Analytical approaches for quantification expression and activity of tryptophan catabolising enzymes (TCEs) in cancer therapies. The levels of Trp and its metabolites can be measured by chromatographic methods, including high-performance liquid chromatography (HPLC), gas chromatography–mass spectrometry (GC-MS) or liquid chromatography–mass spectrometry (LC-MS).
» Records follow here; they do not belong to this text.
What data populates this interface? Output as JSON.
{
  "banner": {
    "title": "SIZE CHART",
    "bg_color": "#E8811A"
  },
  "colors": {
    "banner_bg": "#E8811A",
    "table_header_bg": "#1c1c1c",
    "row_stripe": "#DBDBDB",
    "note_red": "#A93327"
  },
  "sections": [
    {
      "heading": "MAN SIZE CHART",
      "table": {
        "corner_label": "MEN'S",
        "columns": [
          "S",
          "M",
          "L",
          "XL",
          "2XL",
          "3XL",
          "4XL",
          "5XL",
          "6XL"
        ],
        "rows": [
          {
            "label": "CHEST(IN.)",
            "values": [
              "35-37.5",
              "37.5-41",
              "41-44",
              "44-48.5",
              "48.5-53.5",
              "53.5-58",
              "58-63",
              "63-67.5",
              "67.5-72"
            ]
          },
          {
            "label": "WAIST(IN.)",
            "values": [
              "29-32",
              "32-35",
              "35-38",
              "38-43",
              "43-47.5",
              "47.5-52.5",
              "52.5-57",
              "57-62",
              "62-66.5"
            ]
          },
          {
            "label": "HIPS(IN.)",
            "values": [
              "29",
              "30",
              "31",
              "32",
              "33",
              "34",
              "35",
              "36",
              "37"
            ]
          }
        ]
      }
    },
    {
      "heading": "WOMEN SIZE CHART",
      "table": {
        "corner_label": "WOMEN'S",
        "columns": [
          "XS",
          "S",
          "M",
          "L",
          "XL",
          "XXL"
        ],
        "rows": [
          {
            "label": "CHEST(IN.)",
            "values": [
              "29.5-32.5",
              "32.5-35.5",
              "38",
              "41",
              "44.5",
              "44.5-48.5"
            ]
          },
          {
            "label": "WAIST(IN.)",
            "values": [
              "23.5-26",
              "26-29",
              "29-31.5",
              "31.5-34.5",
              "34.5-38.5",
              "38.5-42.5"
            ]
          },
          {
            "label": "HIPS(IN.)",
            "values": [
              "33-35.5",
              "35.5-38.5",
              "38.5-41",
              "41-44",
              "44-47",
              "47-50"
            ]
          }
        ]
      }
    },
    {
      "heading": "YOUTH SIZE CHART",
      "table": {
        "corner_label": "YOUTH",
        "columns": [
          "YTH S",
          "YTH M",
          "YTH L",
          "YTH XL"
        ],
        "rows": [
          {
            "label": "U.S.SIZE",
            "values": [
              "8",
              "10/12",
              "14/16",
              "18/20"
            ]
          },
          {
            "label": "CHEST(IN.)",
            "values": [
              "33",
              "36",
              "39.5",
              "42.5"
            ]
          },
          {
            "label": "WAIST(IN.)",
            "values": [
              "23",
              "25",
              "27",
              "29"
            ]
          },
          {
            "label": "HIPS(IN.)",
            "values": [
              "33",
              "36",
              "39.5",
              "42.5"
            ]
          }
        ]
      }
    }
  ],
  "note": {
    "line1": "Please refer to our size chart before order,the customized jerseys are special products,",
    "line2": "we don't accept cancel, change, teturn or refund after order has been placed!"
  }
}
Antibodies detecting Trp, as well as specific metabolites of the Trp degradation pathway, enable enzyme-linked immunosorbent assay (ELISA) measurements.^,– Furthermore, matrix-assisted laser desorption/ionisation (MALDI) mass spectrometry (MS) imaging allows visualisation of Trp and Kyn in tissue,^, while position-emission tomography (PET) imaging with Trp-derived tracers enables visualisation of Trp uptake in vivo.^– In addition, TCE expression can be detected on mRNA and protein levels, however care must be taken when selecting anti-IDO1 antibodies, as many lack selectivity, particularly for immunohistochemistry. The blue area of the circle illustrates methods used for measuring Trp and its metabolites; the yellow area illustrates methods used for detcting the expression of TCE and AHR activity. IF: immunofluorescence; WB: Western blot. PET-imaging example was reproduced under a Creative Commons CC-BY license from. RNA-seq example was reproduced under a Creative Commons CC-BY license from. Western Blot example was provided by the authors.